What would be the music entrance?
Shorts?
What would be on the shorts?
Socks?
Boots?
Gloves?
I'd go full blown Jorge Paez with some Tiny Tim tip toe through the tulips and a heavy base blaring!! I'm bout to wreck some suckas!!!!!!
Not quite the question you asked, but on the same kind of topic:
It takes *a lot* to overcome immediate strikes I hold against any fighter who wears (a) one of those skirt/skort things (think Paulie Malinaggi) or (b) shorts with tons of fringe (think Ricky Hatton).
I'd be like Tyson. Wear simple black shorts. The only thing on those shorts would be my last name.
My entrance music would probably be something heavy. Maybe Dragula by Rob Zombie.
I would wear Bruce Lee/Ip Man type robe, black with white collars which is intimidating and classic.
I would come into with the music of alicia keys jay z empire state of mind at MSG.
I like the black shorts and boots with white socks, like Leonard wore against Donny Lalond.
Red Everlast boxing gloves.
The best entrances for me, has got to go to Prince Naz back in his pomp, the was nowt like it back then, and no other boxer has done anything similar since !
Roy Jones was probably the best dressed man to enter the ring.
I would wear a robe with 'Obama is a war criminal' and 'Send the bankers to Guantanamo' as sentences on the back. The robe would be white and the text black. I would wear black shorts and they would be sparkly. There would be no text on the shorts. My boots would also be black, but my gloves a more traditional red. The entrance music would have to be God save the Queen by The Sex Pistols and I would tear a picture of the Queen whilst entering the ring. I guess I would keep my hair relatively short and would not shave on the day of the fight as part of a post weigh in ritual.
I would dazzle my opponent with my savvy and showboating. I would throw the kinds of moves never seen before in the boxing ring. I would also likely get knocked out as I am old and have never boxed before, but that is the price you pay for your art. People would remember it. You cannot say the same for the career of Devon Alexander.
Be pretty cool to set it up with a pro magician and just have you appear next to your opponent while the audience looks else where.
That is totalitarian. I want to wear my slogans and defile the Queen. People have every right to boo or cheer me in my quest.
I would also stomp on the microphone of the silly girl who does the super elongated national anthem thing and I would then say sorry to Michael Buffer.
I would also call Jim Lampley a cunt and shake Larry Merchants hand after recovering from being knocked out.
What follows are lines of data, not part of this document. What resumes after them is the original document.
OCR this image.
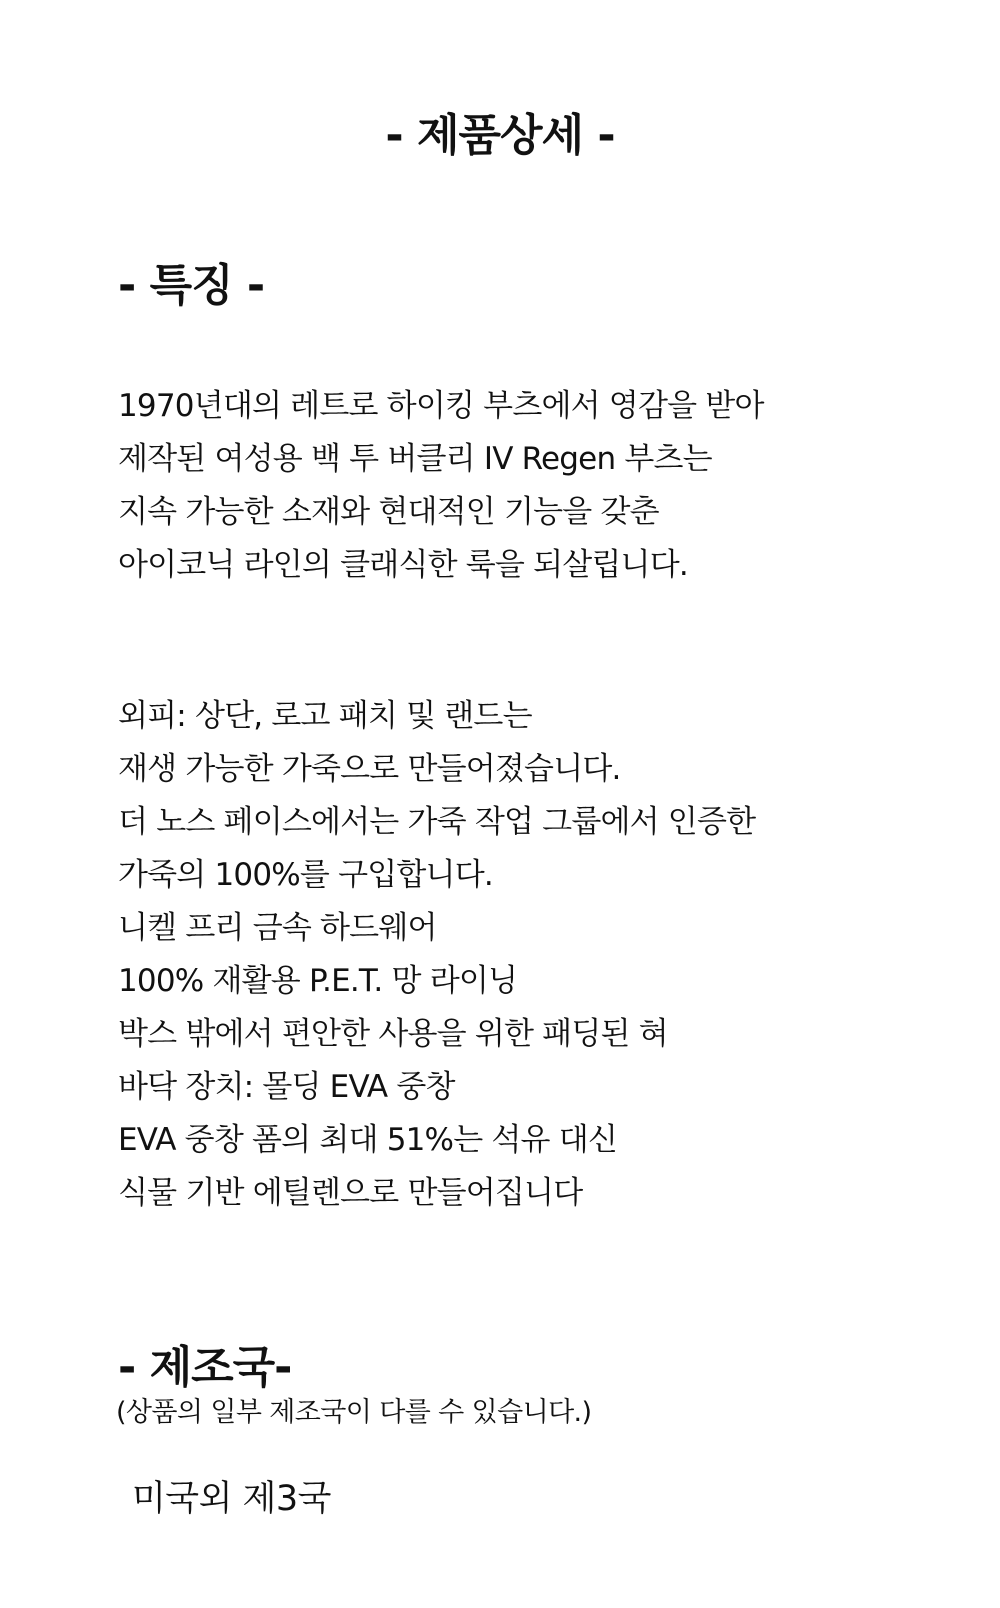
- 제품상세 -
- 특징 -
1970년대의 레트로 하이킹 부츠에서 영감을 받아
제작된 여성용 백 투 버클리 IV Regen 부츠는
지속 가능한 소재와 현대적인 기능을 갖춘
아이코닉 라인의 클래식한 룩을 되살립니다.
외피: 상단, 로고 패치 및 랜드는
재생 가능한 가죽으로 만들어졌습니다.
더 노스 페이스에서는 가죽 작업 그룹에서 인증한
가죽의 100%를 구입합니다.
니켈 프리 금속 하드웨어
100% 재활용 P.E.T. 망 라이닝
박스 밖에서 편안한 사용을 위한 패딩된 혀
바닥 장치: 몰딩 EVA 중창
EVA 중창 폼의 최대 51%는 석유 대신
식물 기반 에틸렌으로 만들어집니다
- 제조국-
(상품의 일부 제조국이 다를 수 있습니다.)
미국외 제3국
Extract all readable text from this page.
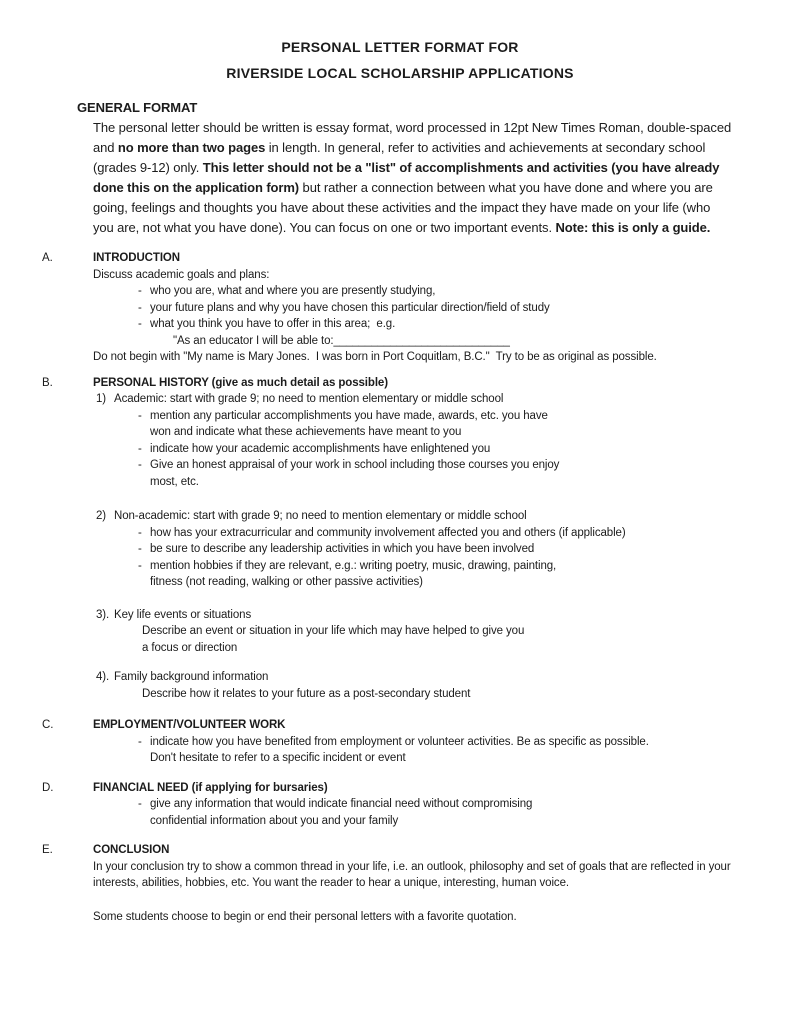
PERSONAL LETTER FORMAT FOR
RIVERSIDE LOCAL SCHOLARSHIP APPLICATIONS
GENERAL FORMAT

The personal letter should be written is essay format, word processed in 12pt New Times Roman, double-spaced and no more than two pages in length. In general, refer to activities and achievements at secondary school (grades 9-12) only. This letter should not be a "list" of accomplishments and activities (you have already done this on the application form) but rather a connection between what you have done and where you are going, feelings and thoughts you have about these activities and the impact they have made on your life (who you are, not what you have done). You can focus on one or two important events. Note: this is only a guide.

A.	INTRODUCTION
Discuss academic goals and plans:
- who you are, what and where you are presently studying,
- your future plans and why you have chosen this particular direction/field of study
- what you think you have to offer in this area;  e.g.
"As an educator I will be able to:____________________________
Do not begin with "My name is Mary Jones.  I was born in Port Coquitlam, B.C."  Try to be as original as possible.
B.	PERSONAL HISTORY (give as much detail as possible)
1) Academic: start with grade 9; no need to mention elementary or middle school
- mention any particular accomplishments you have made, awards, etc. you have won and indicate what these achievements have meant to you
- indicate how your academic accomplishments have enlightened you
- Give an honest appraisal of your work in school including those courses you enjoy most, etc.
2) Non-academic: start with grade 9; no need to mention elementary or middle school
- how has your extracurricular and community involvement affected you and others (if applicable)
- be sure to describe any leadership activities in which you have been involved
- mention hobbies if they are relevant, e.g.: writing poetry, music, drawing, painting, fitness (not reading, walking or other passive activities)
3). Key life events or situations
Describe an event or situation in your life which may have helped to give you a focus or direction
4). Family background information
Describe how it relates to your future as a post-secondary student
C.	EMPLOYMENT/VOLUNTEER WORK
- indicate how you have benefited from employment or volunteer activities. Be as specific as possible. Don't hesitate to refer to a specific incident or event
D.	FINANCIAL NEED (if applying for bursaries)
- give any information that would indicate financial need without compromising confidential information about you and your family
E.	CONCLUSION
In your conclusion try to show a common thread in your life, i.e. an outlook, philosophy and set of goals that are reflected in your interests, abilities, hobbies, etc. You want the reader to hear a unique, interesting, human voice.
Some students choose to begin or end their personal letters with a favorite quotation.
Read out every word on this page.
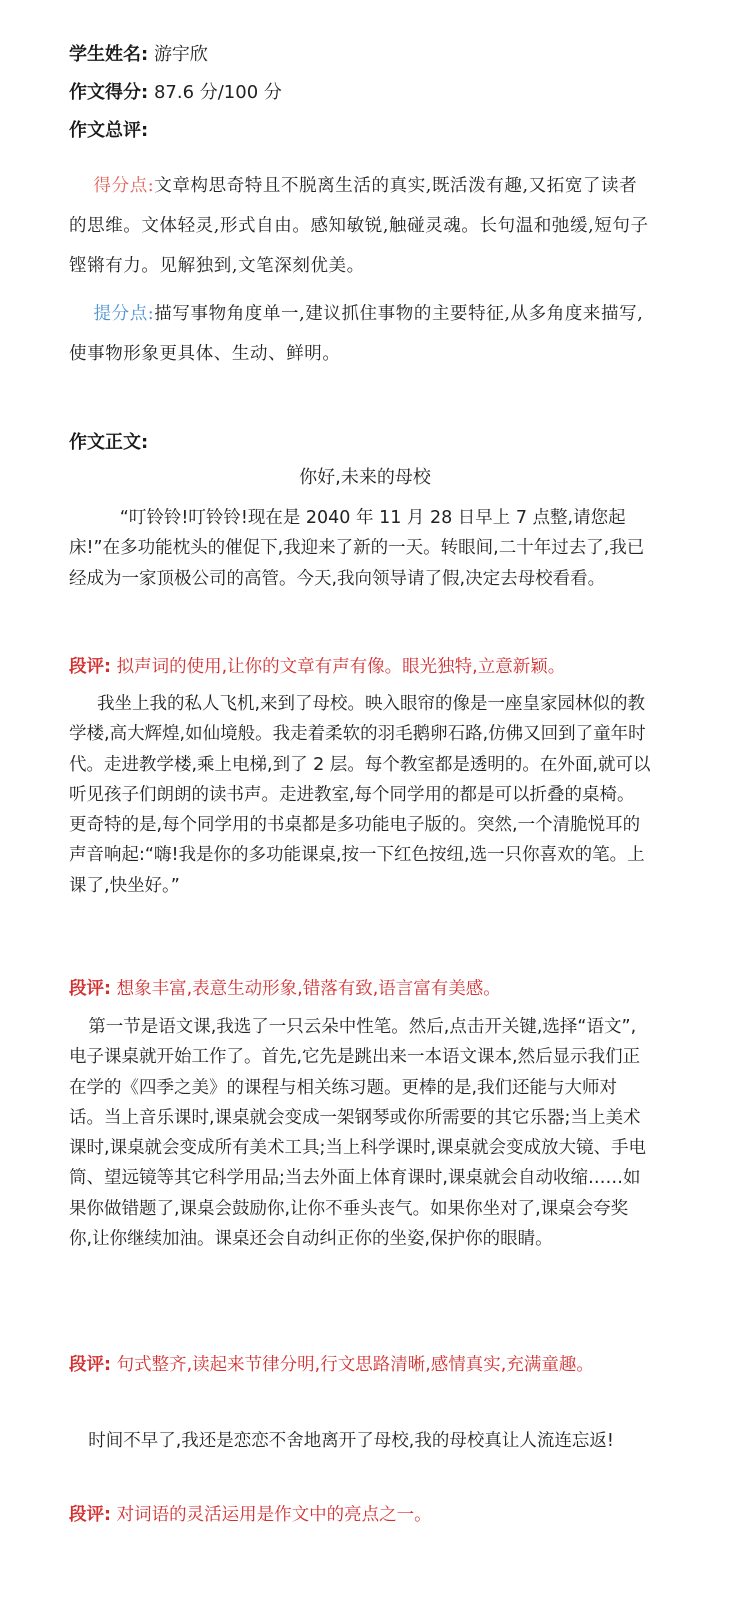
学生姓名: 游宇欣
作文得分: 87.6 分/100 分
作文总评:

得分点:文章构思奇特且不脱离生活的真实,既活泼有趣,又拓宽了读者的思维。文体轻灵,形式自由。感知敏锐,触碰灵魂。长句温和弛缓,短句子铿锵有力。见解独到,文笔深刻优美。

提分点:描写事物角度单一,建议抓住事物的主要特征,从多角度来描写,使事物形象更具体、生动、鲜明。

作文正文:
你好,未来的母校
“叮铃铃!叮铃铃!现在是 2040 年 11 月 28 日早上 7 点整,请您起床!”在多功能枕头的催促下,我迎来了新的一天。转眼间,二十年过去了,我已经成为一家顶极公司的高管。今天,我向领导请了假,决定去母校看看。
段评: 拟声词的使用,让你的文章有声有像。眼光独特,立意新颖。
我坐上我的私人飞机,来到了母校。映入眼帘的像是一座皇家园林似的教学楼,高大辉煌,如仙境般。我走着柔软的羽毛鹅卵石路,仿佛又回到了童年时代。走进教学楼,乘上电梯,到了 2 层。每个教室都是透明的。在外面,就可以听见孩子们朗朗的读书声。走进教室,每个同学用的都是可以折叠的桌椅。更奇特的是,每个同学用的书桌都是多功能电子版的。突然,一个清脆悦耳的声音响起:“嗨!我是你的多功能课桌,按一下红色按纽,选一只你喜欢的笔。上课了,快坐好。”
段评: 想象丰富,表意生动形象,错落有致,语言富有美感。
第一节是语文课,我选了一只云朵中性笔。然后,点击开关键,选择“语文”,电子课桌就开始工作了。首先,它先是跳出来一本语文课本,然后显示我们正在学的《四季之美》的课程与相关练习题。更棒的是,我们还能与大师对话。当上音乐课时,课桌就会变成一架钢琴或你所需要的其它乐器;当上美术课时,课桌就会变成所有美术工具;当上科学课时,课桌就会变成放大镜、手电筒、望远镜等其它科学用品;当去外面上体育课时,课桌就会自动收缩……如果你做错题了,课桌会鼓励你,让你不垂头丧气。如果你坐对了,课桌会夸奖你,让你继续加油。课桌还会自动纠正你的坐姿,保护你的眼睛。
段评: 句式整齐,读起来节律分明,行文思路清晰,感情真实,充满童趣。
时间不早了,我还是恋恋不舍地离开了母校,我的母校真让人流连忘返!
段评: 对词语的灵活运用是作文中的亮点之一。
That would be grand. However, stylistically I don't think I would be like any of them. For the 1 minute I am active it would be a fusion of Joe Calzaghe in a kind of Paul Williams frame. Then of course I would be tired out and would have to take a dive out of the ring like Cintron. Or else just allow myself to be knocked out. I've never been punched in the face before so I am not sure what that is like. I am curious to know what it feels like to be knocked out. Spark out.
It can't feel good to have that happen in front of so many people. The Cintron method is probably better and I am surprised he hasn't done it more.
Miles....oooooooh ripping up a picture of an old lady, what a rebel.
And then like a true punk cutting your hair Relatively short! And not shaving for a whole day!
Scary Mary Miles. ;D
Oh how you all mock poor me. Go on then let's make it two days without shaving. Anything to appease the critics.
Sex pistols? Obama? Bankers? Is your plan to walk to the ring dressed as some sort of grotesque cliche/parody?
Will you also be wearing a V for vendetta mask and a Che T Shirt?